[PATCH RFC 4/5] xprtrdma: Manage RDMA Send arguments via lock-free circular queue

[Date Prev][Date Next][Thread Prev][Thread Next][Date Index][Thread Index]

 



Hook rpcrdma_ep_post and the send completion handler up with the new
send ctxs, and remove Send buffer DMA unmapping from xprt_rdma_free.

Care must be taken if an error occurs before the Send is posted.
In this case, the send_ctx has to be popped back onto the circular
queue, since it will never be completed or flushed.

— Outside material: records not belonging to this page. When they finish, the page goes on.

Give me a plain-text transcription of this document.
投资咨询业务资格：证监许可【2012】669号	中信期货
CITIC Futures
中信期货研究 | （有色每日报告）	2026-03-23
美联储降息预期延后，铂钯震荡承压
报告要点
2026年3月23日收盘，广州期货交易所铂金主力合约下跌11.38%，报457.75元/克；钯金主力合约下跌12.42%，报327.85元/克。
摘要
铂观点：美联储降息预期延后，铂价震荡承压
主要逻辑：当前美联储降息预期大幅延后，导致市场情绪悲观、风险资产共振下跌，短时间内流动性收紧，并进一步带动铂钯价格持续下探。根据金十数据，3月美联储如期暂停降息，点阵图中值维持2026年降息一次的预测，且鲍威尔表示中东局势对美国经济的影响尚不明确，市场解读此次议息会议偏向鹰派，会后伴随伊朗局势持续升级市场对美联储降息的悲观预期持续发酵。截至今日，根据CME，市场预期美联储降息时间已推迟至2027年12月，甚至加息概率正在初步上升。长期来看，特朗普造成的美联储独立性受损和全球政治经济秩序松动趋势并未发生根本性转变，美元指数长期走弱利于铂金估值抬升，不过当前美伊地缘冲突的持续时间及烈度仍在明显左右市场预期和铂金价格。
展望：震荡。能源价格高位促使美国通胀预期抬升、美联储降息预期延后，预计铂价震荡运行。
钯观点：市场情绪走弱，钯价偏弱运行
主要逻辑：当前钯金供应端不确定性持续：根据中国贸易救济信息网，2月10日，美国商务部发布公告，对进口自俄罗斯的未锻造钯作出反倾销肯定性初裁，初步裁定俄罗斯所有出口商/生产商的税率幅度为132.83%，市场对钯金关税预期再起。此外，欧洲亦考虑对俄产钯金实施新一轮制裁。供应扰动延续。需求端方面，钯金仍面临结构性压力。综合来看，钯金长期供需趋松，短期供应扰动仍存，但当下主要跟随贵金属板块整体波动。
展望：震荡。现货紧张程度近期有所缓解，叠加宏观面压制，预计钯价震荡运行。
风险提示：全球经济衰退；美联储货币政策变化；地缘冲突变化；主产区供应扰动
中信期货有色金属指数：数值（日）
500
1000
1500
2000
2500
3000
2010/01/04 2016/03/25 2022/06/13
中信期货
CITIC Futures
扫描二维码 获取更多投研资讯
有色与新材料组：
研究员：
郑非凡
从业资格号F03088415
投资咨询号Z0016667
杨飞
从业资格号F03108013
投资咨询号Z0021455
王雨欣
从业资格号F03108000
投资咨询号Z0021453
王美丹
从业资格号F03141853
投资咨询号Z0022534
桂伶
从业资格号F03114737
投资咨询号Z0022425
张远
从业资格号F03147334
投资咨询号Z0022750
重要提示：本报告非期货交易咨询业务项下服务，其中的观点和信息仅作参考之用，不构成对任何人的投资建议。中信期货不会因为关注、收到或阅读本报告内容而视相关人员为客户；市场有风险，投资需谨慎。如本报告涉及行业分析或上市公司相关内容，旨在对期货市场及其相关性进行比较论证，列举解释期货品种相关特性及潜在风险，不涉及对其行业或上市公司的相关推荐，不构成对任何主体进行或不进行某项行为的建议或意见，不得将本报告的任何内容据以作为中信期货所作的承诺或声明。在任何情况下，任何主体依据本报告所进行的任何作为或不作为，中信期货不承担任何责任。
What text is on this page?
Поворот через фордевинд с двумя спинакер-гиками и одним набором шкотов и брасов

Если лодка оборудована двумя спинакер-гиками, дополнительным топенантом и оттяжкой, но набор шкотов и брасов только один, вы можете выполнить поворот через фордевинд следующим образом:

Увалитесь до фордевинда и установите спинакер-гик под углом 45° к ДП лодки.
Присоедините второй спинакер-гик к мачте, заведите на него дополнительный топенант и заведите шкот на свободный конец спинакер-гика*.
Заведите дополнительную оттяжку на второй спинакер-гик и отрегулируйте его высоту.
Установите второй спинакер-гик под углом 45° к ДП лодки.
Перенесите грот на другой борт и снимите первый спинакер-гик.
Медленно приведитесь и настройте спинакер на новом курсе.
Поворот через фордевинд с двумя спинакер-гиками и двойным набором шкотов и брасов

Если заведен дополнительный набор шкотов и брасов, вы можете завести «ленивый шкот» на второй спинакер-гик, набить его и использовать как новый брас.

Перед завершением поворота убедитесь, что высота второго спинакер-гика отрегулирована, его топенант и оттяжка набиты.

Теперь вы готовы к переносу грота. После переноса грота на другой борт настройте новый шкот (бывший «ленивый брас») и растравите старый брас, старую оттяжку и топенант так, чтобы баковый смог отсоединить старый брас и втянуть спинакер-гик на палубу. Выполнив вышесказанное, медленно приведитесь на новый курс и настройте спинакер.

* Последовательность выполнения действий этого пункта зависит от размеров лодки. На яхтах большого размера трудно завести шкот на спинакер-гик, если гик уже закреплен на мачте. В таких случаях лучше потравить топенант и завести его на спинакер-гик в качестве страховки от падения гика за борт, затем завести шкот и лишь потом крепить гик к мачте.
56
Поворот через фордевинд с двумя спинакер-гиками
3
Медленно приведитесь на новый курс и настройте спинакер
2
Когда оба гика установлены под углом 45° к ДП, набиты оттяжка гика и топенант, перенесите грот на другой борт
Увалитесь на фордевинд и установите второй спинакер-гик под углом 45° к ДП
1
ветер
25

This is done
before send_request's call allows another RPC Call to proceed.

Reported-by: Sagi Grimberg <sagi@xxxxxxxxxxx>
Suggested-by: Jason Gunthorpe <jgunthorpe@xxxxxxxxxxxxxxxxxxxx>
Signed-off-by: Chuck Lever <chuck.lever@xxxxxxxxxx>
---
 net/sunrpc/xprtrdma/rpc_rdma.c  |   40 +++++++++++++++------------------------
 net/sunrpc/xprtrdma/transport.c |    1 -
 net/sunrpc/xprtrdma/verbs.c     |   28 ++++++++++++++++++++-------
 net/sunrpc/xprtrdma/xprt_rdma.h |    6 +-----
 4 files changed, 36 insertions(+), 39 deletions(-)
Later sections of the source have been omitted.